Partial pressure refers to the pressure exerted by an individual gas in a mixture of gases. According to Dalton's law, the total pressure of a gas mixture is the sum of the partial pressures of each individual gas. For our reaction involving \( \text{PCl}_5 \) decomposing into \( \text{PCl}_3 \) and \( \text{Cl}_2 \):

• The partial pressures of \( \text{PCl}_3 \) and \( \text{Cl}_2 \) are equal, both proportional to the degree of dissociation \( x \).
• The total pressure at equilibrium, \( P \), is given by: \( P = P_0 (1 + x) \)

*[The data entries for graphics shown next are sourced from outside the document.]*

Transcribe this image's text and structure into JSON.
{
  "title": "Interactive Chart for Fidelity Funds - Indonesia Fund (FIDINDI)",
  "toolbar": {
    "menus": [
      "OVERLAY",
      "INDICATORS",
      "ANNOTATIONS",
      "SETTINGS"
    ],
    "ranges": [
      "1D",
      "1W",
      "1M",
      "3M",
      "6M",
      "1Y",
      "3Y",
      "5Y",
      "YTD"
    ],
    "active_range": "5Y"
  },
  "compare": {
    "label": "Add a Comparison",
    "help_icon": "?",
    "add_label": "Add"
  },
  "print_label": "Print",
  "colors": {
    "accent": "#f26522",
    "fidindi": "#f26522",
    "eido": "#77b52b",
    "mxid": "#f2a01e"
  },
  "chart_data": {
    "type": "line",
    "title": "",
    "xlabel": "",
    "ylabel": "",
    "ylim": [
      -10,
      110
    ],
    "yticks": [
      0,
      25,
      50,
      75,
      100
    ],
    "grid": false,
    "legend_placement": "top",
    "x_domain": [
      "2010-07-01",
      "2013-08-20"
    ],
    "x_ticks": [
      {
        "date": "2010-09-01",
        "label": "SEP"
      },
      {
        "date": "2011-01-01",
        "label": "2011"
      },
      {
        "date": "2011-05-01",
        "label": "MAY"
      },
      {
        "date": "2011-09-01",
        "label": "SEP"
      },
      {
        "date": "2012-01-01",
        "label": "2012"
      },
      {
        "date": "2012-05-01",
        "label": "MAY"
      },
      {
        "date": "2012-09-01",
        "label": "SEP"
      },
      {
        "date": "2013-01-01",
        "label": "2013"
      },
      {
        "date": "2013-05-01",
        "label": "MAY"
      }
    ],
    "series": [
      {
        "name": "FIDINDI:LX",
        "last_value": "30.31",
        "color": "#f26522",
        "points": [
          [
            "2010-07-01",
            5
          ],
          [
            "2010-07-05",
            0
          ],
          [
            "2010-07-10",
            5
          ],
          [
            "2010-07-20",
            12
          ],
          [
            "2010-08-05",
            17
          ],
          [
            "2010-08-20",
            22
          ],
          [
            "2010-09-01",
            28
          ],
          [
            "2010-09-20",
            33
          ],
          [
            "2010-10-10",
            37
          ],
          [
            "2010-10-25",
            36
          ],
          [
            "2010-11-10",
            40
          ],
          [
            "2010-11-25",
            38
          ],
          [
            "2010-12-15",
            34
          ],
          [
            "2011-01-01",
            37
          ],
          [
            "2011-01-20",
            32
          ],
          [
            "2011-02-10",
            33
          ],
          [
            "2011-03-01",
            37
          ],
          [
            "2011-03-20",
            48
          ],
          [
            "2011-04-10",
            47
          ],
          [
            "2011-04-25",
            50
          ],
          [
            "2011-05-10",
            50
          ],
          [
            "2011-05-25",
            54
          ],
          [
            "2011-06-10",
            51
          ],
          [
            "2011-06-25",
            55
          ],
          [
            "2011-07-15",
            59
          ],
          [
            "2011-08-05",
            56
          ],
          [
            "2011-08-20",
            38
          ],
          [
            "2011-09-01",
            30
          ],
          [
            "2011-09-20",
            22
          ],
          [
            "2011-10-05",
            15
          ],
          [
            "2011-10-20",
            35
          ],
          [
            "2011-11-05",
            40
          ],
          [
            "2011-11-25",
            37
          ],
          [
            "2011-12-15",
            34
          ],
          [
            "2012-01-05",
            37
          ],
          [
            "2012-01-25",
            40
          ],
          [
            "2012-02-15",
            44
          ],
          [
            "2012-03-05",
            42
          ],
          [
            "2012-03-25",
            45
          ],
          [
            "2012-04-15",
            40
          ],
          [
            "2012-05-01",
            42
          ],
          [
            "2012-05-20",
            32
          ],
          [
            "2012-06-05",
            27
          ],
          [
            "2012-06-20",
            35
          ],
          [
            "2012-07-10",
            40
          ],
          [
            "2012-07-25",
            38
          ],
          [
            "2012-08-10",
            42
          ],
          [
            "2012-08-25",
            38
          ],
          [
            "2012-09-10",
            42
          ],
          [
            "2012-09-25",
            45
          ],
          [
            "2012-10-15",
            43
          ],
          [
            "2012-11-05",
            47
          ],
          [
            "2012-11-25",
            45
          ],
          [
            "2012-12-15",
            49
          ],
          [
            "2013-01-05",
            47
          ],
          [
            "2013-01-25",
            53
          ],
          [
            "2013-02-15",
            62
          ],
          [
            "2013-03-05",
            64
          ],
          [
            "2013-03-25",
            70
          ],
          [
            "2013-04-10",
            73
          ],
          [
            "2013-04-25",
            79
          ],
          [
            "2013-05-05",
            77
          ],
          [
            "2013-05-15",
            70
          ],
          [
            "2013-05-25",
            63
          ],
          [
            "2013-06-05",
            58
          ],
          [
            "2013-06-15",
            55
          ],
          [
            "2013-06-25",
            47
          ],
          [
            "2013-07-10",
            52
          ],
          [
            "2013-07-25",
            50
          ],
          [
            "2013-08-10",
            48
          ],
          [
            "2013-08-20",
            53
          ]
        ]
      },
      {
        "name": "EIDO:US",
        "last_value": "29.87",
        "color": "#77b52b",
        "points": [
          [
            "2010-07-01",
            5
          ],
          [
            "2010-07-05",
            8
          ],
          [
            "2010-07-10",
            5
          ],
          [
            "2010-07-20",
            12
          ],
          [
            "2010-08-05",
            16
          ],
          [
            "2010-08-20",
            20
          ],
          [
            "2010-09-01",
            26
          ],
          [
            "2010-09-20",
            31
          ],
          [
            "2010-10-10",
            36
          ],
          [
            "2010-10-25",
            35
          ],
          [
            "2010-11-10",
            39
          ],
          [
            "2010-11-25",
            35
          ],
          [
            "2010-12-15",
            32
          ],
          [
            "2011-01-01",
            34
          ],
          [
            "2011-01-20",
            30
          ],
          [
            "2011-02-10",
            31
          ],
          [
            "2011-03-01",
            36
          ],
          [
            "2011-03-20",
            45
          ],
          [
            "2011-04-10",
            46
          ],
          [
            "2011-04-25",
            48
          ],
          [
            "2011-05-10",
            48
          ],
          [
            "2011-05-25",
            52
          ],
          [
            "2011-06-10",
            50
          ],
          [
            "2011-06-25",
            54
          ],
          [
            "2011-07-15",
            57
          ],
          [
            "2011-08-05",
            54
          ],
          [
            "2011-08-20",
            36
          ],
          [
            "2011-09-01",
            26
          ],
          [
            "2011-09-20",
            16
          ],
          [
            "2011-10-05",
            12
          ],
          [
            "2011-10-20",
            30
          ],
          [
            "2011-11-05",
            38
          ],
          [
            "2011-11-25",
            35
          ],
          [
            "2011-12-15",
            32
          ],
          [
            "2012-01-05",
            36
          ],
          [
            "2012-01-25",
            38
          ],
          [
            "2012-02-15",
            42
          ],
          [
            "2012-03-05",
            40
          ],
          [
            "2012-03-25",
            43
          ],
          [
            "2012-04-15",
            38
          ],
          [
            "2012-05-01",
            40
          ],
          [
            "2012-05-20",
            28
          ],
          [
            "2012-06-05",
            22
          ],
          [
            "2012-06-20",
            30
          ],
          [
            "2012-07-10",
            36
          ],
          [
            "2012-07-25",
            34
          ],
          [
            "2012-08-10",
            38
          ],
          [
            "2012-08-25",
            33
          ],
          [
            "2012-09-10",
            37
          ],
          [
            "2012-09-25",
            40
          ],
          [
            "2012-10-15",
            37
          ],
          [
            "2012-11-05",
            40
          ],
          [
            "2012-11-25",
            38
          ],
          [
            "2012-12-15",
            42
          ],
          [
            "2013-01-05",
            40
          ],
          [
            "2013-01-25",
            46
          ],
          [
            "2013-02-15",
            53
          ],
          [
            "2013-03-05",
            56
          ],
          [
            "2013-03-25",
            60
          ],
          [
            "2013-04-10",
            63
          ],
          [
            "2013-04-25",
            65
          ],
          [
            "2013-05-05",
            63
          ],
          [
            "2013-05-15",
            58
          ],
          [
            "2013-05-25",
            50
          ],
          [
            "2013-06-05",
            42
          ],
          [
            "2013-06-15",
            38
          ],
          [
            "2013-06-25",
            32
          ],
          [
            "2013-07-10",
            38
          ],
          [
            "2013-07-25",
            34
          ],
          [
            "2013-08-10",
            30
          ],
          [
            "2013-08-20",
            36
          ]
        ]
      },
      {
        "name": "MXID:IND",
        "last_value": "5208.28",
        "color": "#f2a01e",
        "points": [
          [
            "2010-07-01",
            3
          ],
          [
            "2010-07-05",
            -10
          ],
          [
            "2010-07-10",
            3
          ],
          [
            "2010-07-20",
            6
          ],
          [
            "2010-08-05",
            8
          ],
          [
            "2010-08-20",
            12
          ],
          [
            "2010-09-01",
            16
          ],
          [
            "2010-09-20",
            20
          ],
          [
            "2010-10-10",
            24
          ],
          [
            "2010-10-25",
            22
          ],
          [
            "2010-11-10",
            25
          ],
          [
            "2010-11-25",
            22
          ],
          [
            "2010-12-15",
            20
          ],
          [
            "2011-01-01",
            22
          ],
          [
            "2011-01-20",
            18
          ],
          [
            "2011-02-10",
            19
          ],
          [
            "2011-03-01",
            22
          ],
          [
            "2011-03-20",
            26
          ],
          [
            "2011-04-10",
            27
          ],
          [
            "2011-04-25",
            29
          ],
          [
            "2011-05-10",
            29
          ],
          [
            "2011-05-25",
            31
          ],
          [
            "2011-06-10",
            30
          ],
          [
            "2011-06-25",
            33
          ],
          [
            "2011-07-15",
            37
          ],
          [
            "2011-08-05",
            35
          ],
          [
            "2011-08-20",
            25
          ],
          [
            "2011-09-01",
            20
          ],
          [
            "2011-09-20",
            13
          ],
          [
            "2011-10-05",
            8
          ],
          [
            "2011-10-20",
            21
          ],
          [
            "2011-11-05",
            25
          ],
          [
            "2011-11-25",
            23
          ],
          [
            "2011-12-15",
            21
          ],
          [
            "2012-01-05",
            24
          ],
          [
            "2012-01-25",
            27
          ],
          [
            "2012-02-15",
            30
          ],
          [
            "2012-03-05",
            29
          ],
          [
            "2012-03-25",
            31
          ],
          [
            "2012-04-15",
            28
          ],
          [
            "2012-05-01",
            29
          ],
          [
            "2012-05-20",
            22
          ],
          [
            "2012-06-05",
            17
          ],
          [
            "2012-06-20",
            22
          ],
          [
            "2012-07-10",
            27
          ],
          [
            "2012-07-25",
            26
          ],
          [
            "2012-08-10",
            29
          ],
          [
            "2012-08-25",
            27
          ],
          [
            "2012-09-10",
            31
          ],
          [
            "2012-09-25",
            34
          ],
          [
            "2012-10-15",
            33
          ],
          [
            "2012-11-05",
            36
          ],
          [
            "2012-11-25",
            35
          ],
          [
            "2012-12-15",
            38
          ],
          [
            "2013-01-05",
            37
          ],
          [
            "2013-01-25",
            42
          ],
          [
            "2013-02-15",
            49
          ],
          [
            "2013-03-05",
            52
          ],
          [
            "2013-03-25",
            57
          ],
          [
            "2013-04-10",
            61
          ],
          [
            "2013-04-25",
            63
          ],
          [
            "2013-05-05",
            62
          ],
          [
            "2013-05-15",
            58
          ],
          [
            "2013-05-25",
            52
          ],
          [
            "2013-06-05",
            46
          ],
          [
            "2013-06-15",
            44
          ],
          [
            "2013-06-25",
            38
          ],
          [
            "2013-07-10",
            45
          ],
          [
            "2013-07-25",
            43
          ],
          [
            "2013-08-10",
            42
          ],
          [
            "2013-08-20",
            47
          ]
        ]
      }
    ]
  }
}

Hence, the degree of dissociation can be related to the partial pressure with the expression:

\[ x \propto \frac{1}{\sqrt{P}} \]

This indicates that as the total pressure increases, the degree of dissociation decreases. The relationship between partial pressure and degree of dissociation is crucial for predicting how a chemical system will respond to changes in pressure, enabling chemists to manipulate reaction conditions to favor desired outcomes.